Découverte il y a 1 an et demi dans la prog' de la Garden Nef Party d'Angoulême après s'être retrouvée à 16 ans en 1ere partie d'Iggy et ses fuckin' Stooges, cette jeune rockeuse n'est pas seulement "fille de" mais une artiste (et une voix) à part entière, récompensée à deux reprises aux dernière Victoires de la Musique.

C'est à 20h30 en ce lundi tristement pluvieux que les choses sérieuses ont commencé. Son nom ? Jeff Lang. Soutenu sur scène par un bassiste au look so british, ce virtuose de la guitare aura déversé durant 40min sa country teinté de blues avec une technique et une assurance remarquables.

Et même s'il auraient pu se passer de son ingé son sourd, on ne peut rester insensible à l'avalanche de notes conduite par un doigté impressionnant. Le public adhère et sera assommé par un I Want To Believe monstrueux en guise de final, notre ami Jeff allant même jusqu'à chanter avec sa voix de Texan dans le micro de sa guitare ou glisser des paroles d'AC/DC. Magique, voir envoutant quand sa slide guitar se met à dégager des sonorités indiennes.

A peine le temps de finir sa bière que les lumières salle s'éteignent : c'est parti pour 2h non stop comprenant 2 rappels, soit 2 fois + de plaisir dans un aéro à 3/4 plein qui repartira à 100% satisfait.
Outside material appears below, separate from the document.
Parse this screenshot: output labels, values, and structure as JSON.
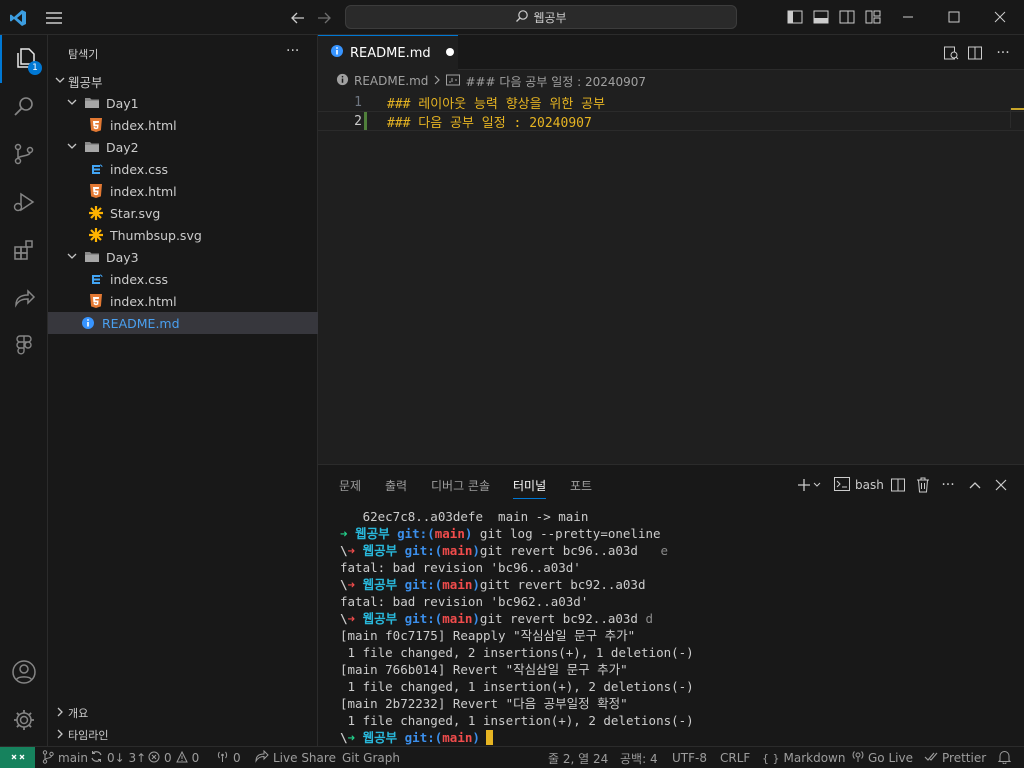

Tout le monde aura été servi : les familles fans de Petit Bateau avec l'agaçant mais triomphal Let Me Alone, les fans avec les guitares toujours aussi rugissantes de Sebastien Hoog mais aussi les curieux avec la présence de 4/5 nouvelles chansons -dont la saisissante Don't You Know- au goût plus pop rock que les anciennes.
Seront aussi servis les voyeurs avec 2h de dandinement irrésistiblement sexy, ponctué par des pics de lachers d'hormones lorsque la sauvage Izïa (pantalon moulant en cuir, talons de 10cm et haut transparent) incite à "bouger son body et son boul" sur Disco Ball.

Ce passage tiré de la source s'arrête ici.